Map<C> map = new HashMap<C>();
for (C record : B){
    map.add(record.getStudentId(),record);
}
List<C> changedRecords = new ArrayList<C>();
for (C record : A){
    if (record.equals(map.get(record.getStudentId())){
        changedRecords.add(record);
    }
}

I think this might be of a lower complexity than the above solution. Is that correct ?

Diplodocus answered 3/4, 2012 at 7:27 Comment(1)
Forget about efficiency, your original solution is far more readable. Only if it turns out to be a bottleneck should you even consider the second.Continuant
N
11

Yes the latter algorithm is better than O(n^2), since you have two loops, one ranging over B and another over A and you do (amortized) constant work in each loop, your new solution runs in O(|A| + |B|).

I suspect that you don't have any duplicate entries though. If this is the case, you could also go via a HashSet (change to LinkedHashSet if you want to preserve the order in A):

HashSet<C> tmp = new HashSet<C>(A);
tmp.removeAll(B);                     // Linear operation
A = new ArrayList<C>(tmp);

(Or if order doesn't matter to you, you could use HashSets all the way through.)


As pointed out by @Daud in the comments below, HashSet.removeAll(Collection c) actually calls c.contains repeatedly if the size of the hash set is smaller than the collection which affects the complexity (at least in OpenJDK). This is because the implementation always chooses to iterate over the smaller collection.

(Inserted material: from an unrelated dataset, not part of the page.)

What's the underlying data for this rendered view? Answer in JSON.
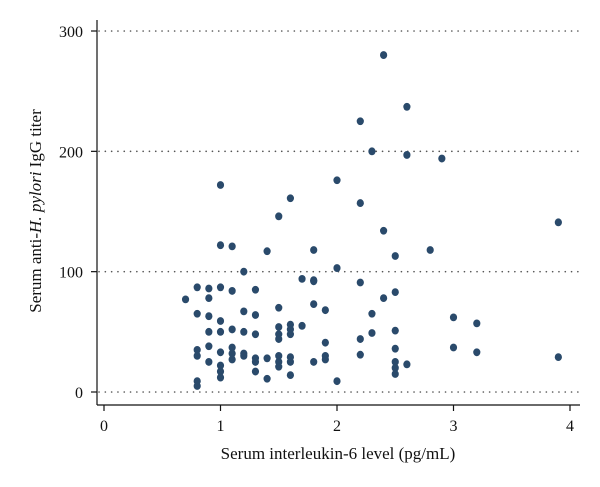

Nominative answered 3/4, 2012 at 7:29 Comment(6)
do you mean performance difference? I don't think so because in java HashSet is built on top of HashMap :)Oscular
I saw the source code of HashSet and it seems that for removeAll(), it would iterate through tmp and call contains() method on the argument passed to removeAll with the current value of tmp as parameter. Since the argument passed to removeAll() is an ArrayList, its contains method would take O(n)... thus making the entire operation O(n^2) ?Diplodocus
The contains method of HashSet runs in constant time (amortized).Nominative
Its not HashSet whose contains method is called.. its that of the Collection which is passed as argument (ArrayList in this case)... Perhaps tmp should be an ArrayList and the argument to removeAll be a HashSet.Diplodocus
I had a look at the code and you're right. This was very surprising to me. I'll update the answer with your find.Nominative
Correct me if I am wrong.. but perhaps even the contains() method of HashSet doesn't run in constant time. It ultimately uses the getEntry() method of HashMap which uses a loop. So I think I should go with the second solution I mentioned in my question for a linear solutionDiplodocus
S
1

What you may save on complexity you could be losing in memory allocation so isn't necessarily more efficient. Arrraylist uses something similar to an in place partitioning algorithm to run down the backing array and test against the compare.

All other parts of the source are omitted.